Manal and her brother, Wissam, saw an opportunity there:
A catering company serving homestyle, ethnic dishes prepared… by refugees.
“We had three goals:
The first was to create quality jobs for talented refugees who are looking to get into the food industry. The second was to build bridges between them, us, those working in the kitchen and New Yorkers. And the third was to change the narrative around refugees and to show a more positive story.”
In 2015, Manal and Wissam founded Eat Offbeat.
With help from the International Rescue Committee, they found, recruited, and trained talented refugees resettled in the New York area. Under the supervision of a head chef, these refugees then dipped into their culinary and cultural heritage, to create …
From Syria eech (bulgur wheat with tomatoes, green onions, and pomegranate molasses),
Nepali chari bari (chicken in cashew sauce),
Eritrean adas (red lentils cooked in assertive Berbere spices),
or even their own creations, like rood, a rice and chickpea dish inspired by Iranian flavors.
A menu of international, homestyle tastes and experiences.
An experience. That is what Eat Offbeat delivers: home-made meals from homes as diverse as Afghanistan, Guinea, Tibet, Eritrea, Algeria, the Ivory Coast, Iraq, Syria, and others. English is not a prerequisite for employment, nor is professional cooking experience. “Passion, talent, and pride in the kitchen are.” And a commitment to sharing one’s culture, building bridges with others.

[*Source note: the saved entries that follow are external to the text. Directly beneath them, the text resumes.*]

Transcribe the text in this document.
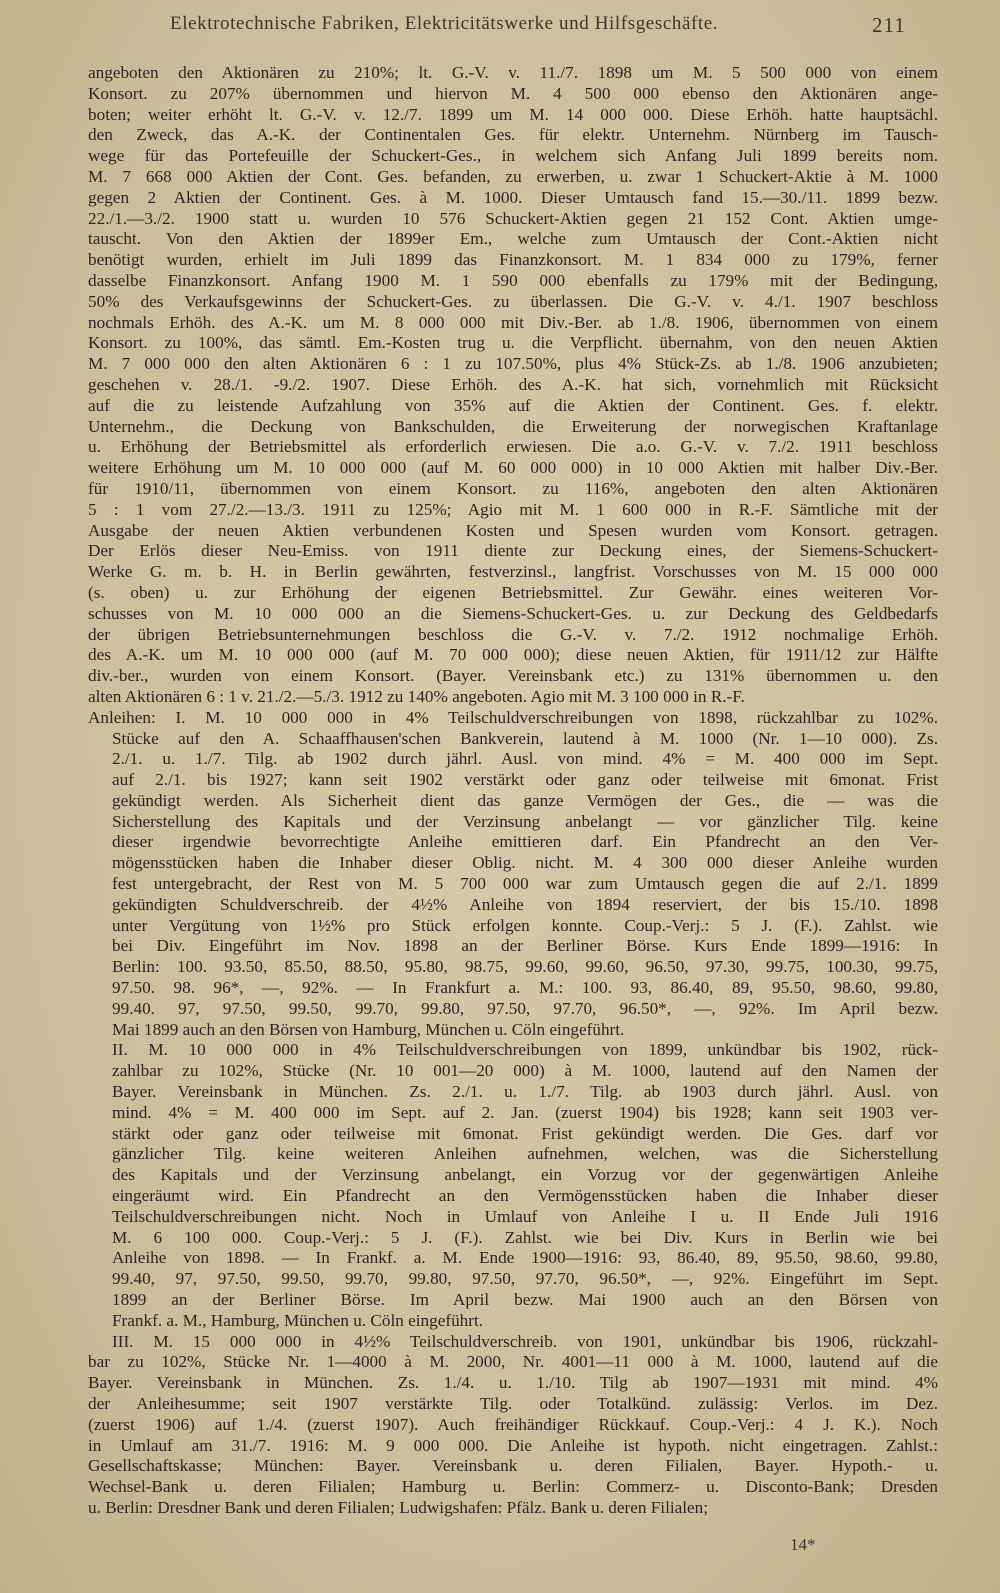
Elektrotechnische Fabriken, Elektricitätswerke und Hilfsgeschäfte.	211
angeboten den Aktionären zu 210%; lt. G.-V. v. 11./7. 1898 um M. 5 500 000 von einem
Konsort. zu 207% übernommen und hiervon M. 4 500 000 ebenso den Aktionären ange-
boten; weiter erhöht lt. G.-V. v. 12./7. 1899 um M. 14 000 000. Diese Erhöh. hatte hauptsächl.
den Zweck, das A.-K. der Continentalen Ges. für elektr. Unternehm. Nürnberg im Tausch-
wege für das Portefeuille der Schuckert-Ges., in welchem sich Anfang Juli 1899 bereits nom.
M. 7 668 000 Aktien der Cont. Ges. befanden, zu erwerben, u. zwar 1 Schuckert-Aktie à M. 1000
gegen 2 Aktien der Continent. Ges. à M. 1000. Dieser Umtausch fand 15.—30./11. 1899 bezw.
22./1.—3./2. 1900 statt u. wurden 10 576 Schuckert-Aktien gegen 21 152 Cont. Aktien umge-
tauscht. Von den Aktien der 1899er Em., welche zum Umtausch der Cont.-Aktien nicht
benötigt wurden, erhielt im Juli 1899 das Finanzkonsort. M. 1 834 000 zu 179%, ferner
dasselbe Finanzkonsort. Anfang 1900 M. 1 590 000 ebenfalls zu 179% mit der Bedingung,
50% des Verkaufsgewinns der Schuckert-Ges. zu überlassen. Die G.-V. v. 4./1. 1907 beschloss
nochmals Erhöh. des A.-K. um M. 8 000 000 mit Div.-Ber. ab 1./8. 1906, übernommen von einem
Konsort. zu 100%, das sämtl. Em.-Kosten trug u. die Verpflicht. übernahm, von den neuen Aktien
M. 7 000 000 den alten Aktionären 6 : 1 zu 107.50%, plus 4% Stück-Zs. ab 1./8. 1906 anzubieten;
geschehen v. 28./1. -9./2. 1907. Diese Erhöh. des A.-K. hat sich, vornehmlich mit Rücksicht
auf die zu leistende Aufzahlung von 35% auf die Aktien der Continent. Ges. f. elektr.
Unternehm., die Deckung von Bankschulden, die Erweiterung der norwegischen Kraftanlage
u. Erhöhung der Betriebsmittel als erforderlich erwiesen. Die a.o. G.-V. v. 7./2. 1911 beschloss
weitere Erhöhung um M. 10 000 000 (auf M. 60 000 000) in 10 000 Aktien mit halber Div.-Ber.
für 1910/11, übernommen von einem Konsort. zu 116%, angeboten den alten Aktionären
5 : 1 vom 27./2.—13./3. 1911 zu 125%; Agio mit M. 1 600 000 in R.-F. Sämtliche mit der
Ausgabe der neuen Aktien verbundenen Kosten und Spesen wurden vom Konsort. getragen.
Der Erlös dieser Neu-Emiss. von 1911 diente zur Deckung eines, der Siemens-Schuckert-
Werke G. m. b. H. in Berlin gewährten, festverzinsl., langfrist. Vorschusses von M. 15 000 000
(s. oben) u. zur Erhöhung der eigenen Betriebsmittel. Zur Gewähr. eines weiteren Vor-
schusses von M. 10 000 000 an die Siemens-Schuckert-Ges. u. zur Deckung des Geldbedarfs
der übrigen Betriebsunternehmungen beschloss die G.-V. v. 7./2. 1912 nochmalige Erhöh.
des A.-K. um M. 10 000 000 (auf M. 70 000 000); diese neuen Aktien, für 1911/12 zur Hälfte
div.-ber., wurden von einem Konsort. (Bayer. Vereinsbank etc.) zu 131% übernommen u. den
alten Aktionären 6 : 1 v. 21./2.—5./3. 1912 zu 140% angeboten. Agio mit M. 3 100 000 in R.-F.
Anleihen: I. M. 10 000 000 in 4% Teilschuldverschreibungen von 1898, rückzahlbar zu 102%.
Stücke auf den A. Schaaffhausen'schen Bankverein, lautend à M. 1000 (Nr. 1—10 000). Zs.
2./1. u. 1./7. Tilg. ab 1902 durch jährl. Ausl. von mind. 4% = M. 400 000 im Sept.
auf 2./1. bis 1927; kann seit 1902 verstärkt oder ganz oder teilweise mit 6monat. Frist
gekündigt werden. Als Sicherheit dient das ganze Vermögen der Ges., die — was die
Sicherstellung des Kapitals und der Verzinsung anbelangt — vor gänzlicher Tilg. keine
dieser irgendwie bevorrechtigte Anleihe emittieren darf. Ein Pfandrecht an den Ver-
mögensstücken haben die Inhaber dieser Oblig. nicht. M. 4 300 000 dieser Anleihe wurden
fest untergebracht, der Rest von M. 5 700 000 war zum Umtausch gegen die auf 2./1. 1899
gekündigten Schuldverschreib. der 4½% Anleihe von 1894 reserviert, der bis 15./10. 1898
unter Vergütung von 1½% pro Stück erfolgen konnte. Coup.-Verj.: 5 J. (F.). Zahlst. wie
bei Div. Eingeführt im Nov. 1898 an der Berliner Börse. Kurs Ende 1899—1916: In
Berlin: 100. 93.50, 85.50, 88.50, 95.80, 98.75, 99.60, 99.60, 96.50, 97.30, 99.75, 100.30, 99.75,
97.50. 98. 96*, —, 92%. — In Frankfurt a. M.: 100. 93, 86.40, 89, 95.50, 98.60, 99.80,
99.40. 97, 97.50, 99.50, 99.70, 99.80, 97.50, 97.70, 96.50*, —, 92%. Im April bezw.
Mai 1899 auch an den Börsen von Hamburg, München u. Cöln eingeführt.
II. M. 10 000 000 in 4% Teilschuldverschreibungen von 1899, unkündbar bis 1902, rück-
zahlbar zu 102%, Stücke (Nr. 10 001—20 000) à M. 1000, lautend auf den Namen der
Bayer. Vereinsbank in München. Zs. 2./1. u. 1./7. Tilg. ab 1903 durch jährl. Ausl. von
mind. 4% = M. 400 000 im Sept. auf 2. Jan. (zuerst 1904) bis 1928; kann seit 1903 ver-
stärkt oder ganz oder teilweise mit 6monat. Frist gekündigt werden. Die Ges. darf vor
gänzlicher Tilg. keine weiteren Anleihen aufnehmen, welchen, was die Sicherstellung
des Kapitals und der Verzinsung anbelangt, ein Vorzug vor der gegenwärtigen Anleihe
eingeräumt wird. Ein Pfandrecht an den Vermögensstücken haben die Inhaber dieser
Teilschuldverschreibungen nicht. Noch in Umlauf von Anleihe I u. II Ende Juli 1916
M. 6 100 000. Coup.-Verj.: 5 J. (F.). Zahlst. wie bei Div. Kurs in Berlin wie bei
Anleihe von 1898. — In Frankf. a. M. Ende 1900—1916: 93, 86.40, 89, 95.50, 98.60, 99.80,
99.40, 97, 97.50, 99.50, 99.70, 99.80, 97.50, 97.70, 96.50*, —, 92%. Eingeführt im Sept.
1899 an der Berliner Börse. Im April bezw. Mai 1900 auch an den Börsen von
Frankf. a. M., Hamburg, München u. Cöln eingeführt.
III. M. 15 000 000 in 4½% Teilschuldverschreib. von 1901, unkündbar bis 1906, rückzahl-
bar zu 102%, Stücke Nr. 1—4000 à M. 2000, Nr. 4001—11 000 à M. 1000, lautend auf die
Bayer. Vereinsbank in München. Zs. 1./4. u. 1./10. Tilg ab 1907—1931 mit mind. 4%
der Anleihesumme; seit 1907 verstärkte Tilg. oder Totalkünd. zulässig: Verlos. im Dez.
(zuerst 1906) auf 1./4. (zuerst 1907). Auch freihändiger Rückkauf. Coup.-Verj.: 4 J. K.). Noch
in Umlauf am 31./7. 1916: M. 9 000 000. Die Anleihe ist hypoth. nicht eingetragen. Zahlst.:
Gesellschaftskasse; München: Bayer. Vereinsbank u. deren Filialen, Bayer. Hypoth.- u.
Wechsel-Bank u. deren Filialen; Hamburg u. Berlin: Commerz- u. Disconto-Bank; Dresden
u. Berlin: Dresdner Bank und deren Filialen; Ludwigshafen: Pfälz. Bank u. deren Filialen;
14*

“We want to change the narrative around refugees, to provide a new story in which they are bringing something of value to the U.S. They’re contributing to the local economy and making the food scene in New York even richer.”
Since it was founded, Eat Offbeat has grown, adding dozens of chefs and cuisines to its menu, and generating more than $1 million in sales in a single year. Its message has grown louder too, and ever more pertinent in response to xenophobic rhetoric and hostile executive orders and policies in the U.S.:
“We’ll keep doing what we’re good at, which is helping people discover excellent new food and highlighting the value refugees bring,” says Manal.